Tax Notes Quotes Peter Barnes’ Ways and Means Committee Testimony on Pillar Two
The most prominent aspect of the pillar 2 global minimum tax is how it restrains large multinationals from shifting highly mobile income to tax havens. In second place, and of secondary importance is the proposed regime’s effect on tax competition. Whether you are friend or foe of tax competition, the minimum tax would eliminate government motivation to reduce multinationals’ effective tax rates to below 15 percent to attract investment.
. . .
That isn’t just obscure economic reasoning.

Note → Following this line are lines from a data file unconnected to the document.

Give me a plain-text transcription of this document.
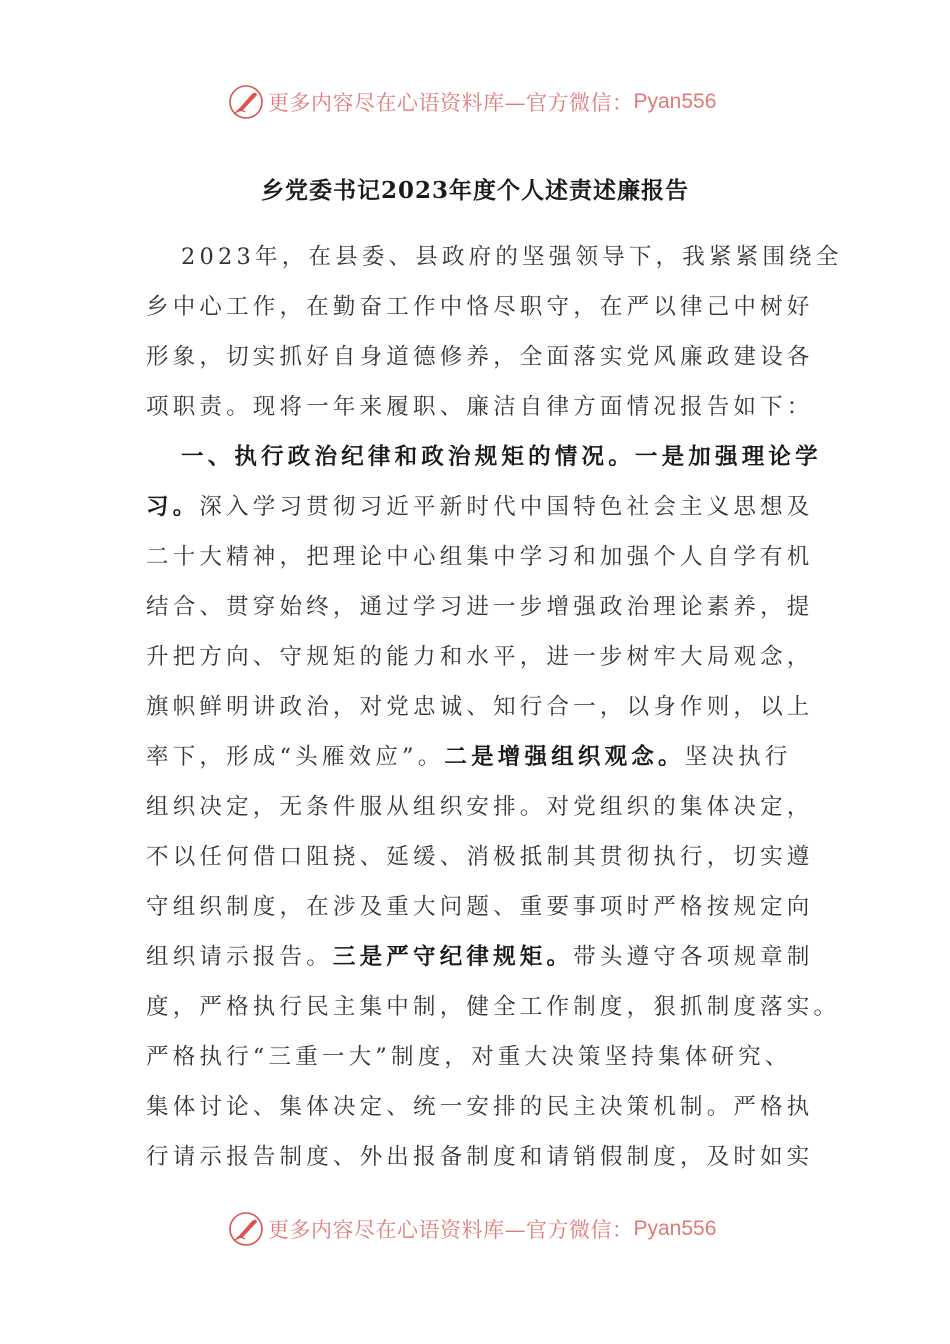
更多内容尽在心语资料库—官方微信： Pyan556
乡党委书记2023年度个人述责述廉报告
2023年，在县委、县政府的坚强领导下，我紧紧围绕全
乡中心工作，在勤奋工作中恪尽职守，在严以律己中树好
形象，切实抓好自身道德修养，全面落实党风廉政建设各
项职责。现将一年来履职、廉洁自律方面情况报告如下：
一、执行政治纪律和政治规矩的情况。一是加强理论学
习。深入学习贯彻习近平新时代中国特色社会主义思想及
二十大精神，把理论中心组集中学习和加强个人自学有机
结合、贯穿始终，通过学习进一步增强政治理论素养，提
升把方向、守规矩的能力和水平，进一步树牢大局观念，
旗帜鲜明讲政治，对党忠诚、知行合一，以身作则，以上
率下，形成“头雁效应”。二是增强组织观念。坚决执行
组织决定，无条件服从组织安排。对党组织的集体决定，
不以任何借口阻挠、延缓、消极抵制其贯彻执行，切实遵
守组织制度，在涉及重大问题、重要事项时严格按规定向
组织请示报告。三是严守纪律规矩。带头遵守各项规章制
度，严格执行民主集中制，健全工作制度，狠抓制度落实。
严格执行“三重一大”制度，对重大决策坚持集体研究、
集体讨论、集体决定、统一安排的民主决策机制。严格执
行请示报告制度、外出报备制度和请销假制度，及时如实
更多内容尽在心语资料库—官方微信： Pyan556
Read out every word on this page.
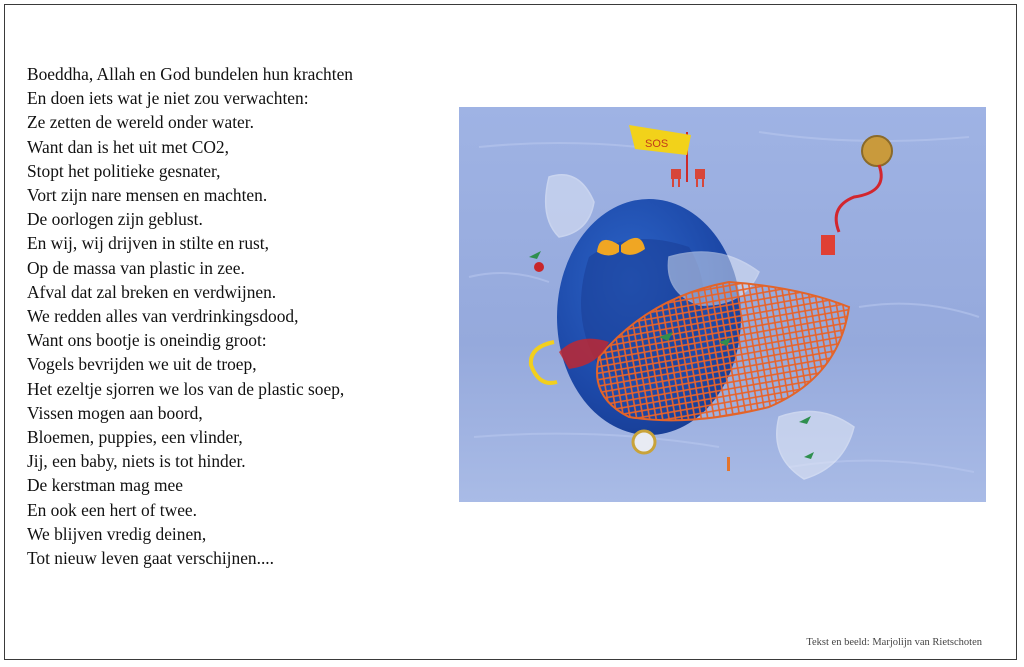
Boeddha, Allah en God bundelen hun krachten
En doen iets wat je niet zou verwachten:
Ze zetten de wereld onder water.
Want dan is het uit met CO2,
Stopt het politieke gesnater,
Vort zijn nare mensen en machten.
De oorlogen zijn geblust.
En wij, wij drijven in stilte en rust,
Op de massa van plastic in zee.
Afval dat zal breken en verdwijnen.
We redden alles van verdrinkingsdood,
Want ons bootje is oneindig groot:
Vogels bevrijden we uit de troep,
Het ezeltje sjorren we los van de plastic soep,
Vissen mogen aan boord,
Bloemen, puppies, een vlinder,
Jij, een baby, niets is tot hinder.
De kerstman mag mee
En ook een hert of twee.
We blijven vredig deinen,
Tot nieuw leven gaat verschijnen....
SOS
Tekst en beeld: Marjolijn van Rietschoten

At the July 19 House Ways and Means Committee hearing that was mostly about pillar 2, Peter A. Barnes, who is president of the International Fiscal Association [and Of Counsel at Caplin & Drysdale] and has over two decades of experience as senior tax counsel at General Electric, responded to an inquiry about pillar 2:
It will put pressure on countries to reduce their corporate tax rates. Those people who believe that high corporate tax rates — that is, above 15 percent — are a deterrent to investment should cheer pillar 2. With a country-by-country analysis, a country like India or Japan with high corporate taxes will be starkly illustrated as having a rate where taxpayers bear an excess cost. Today, with the blended rules under GILTI, that pressure doesn’t fall entirely on the high-tax jurisdictions because the taxpayers can self-help to a lower rate.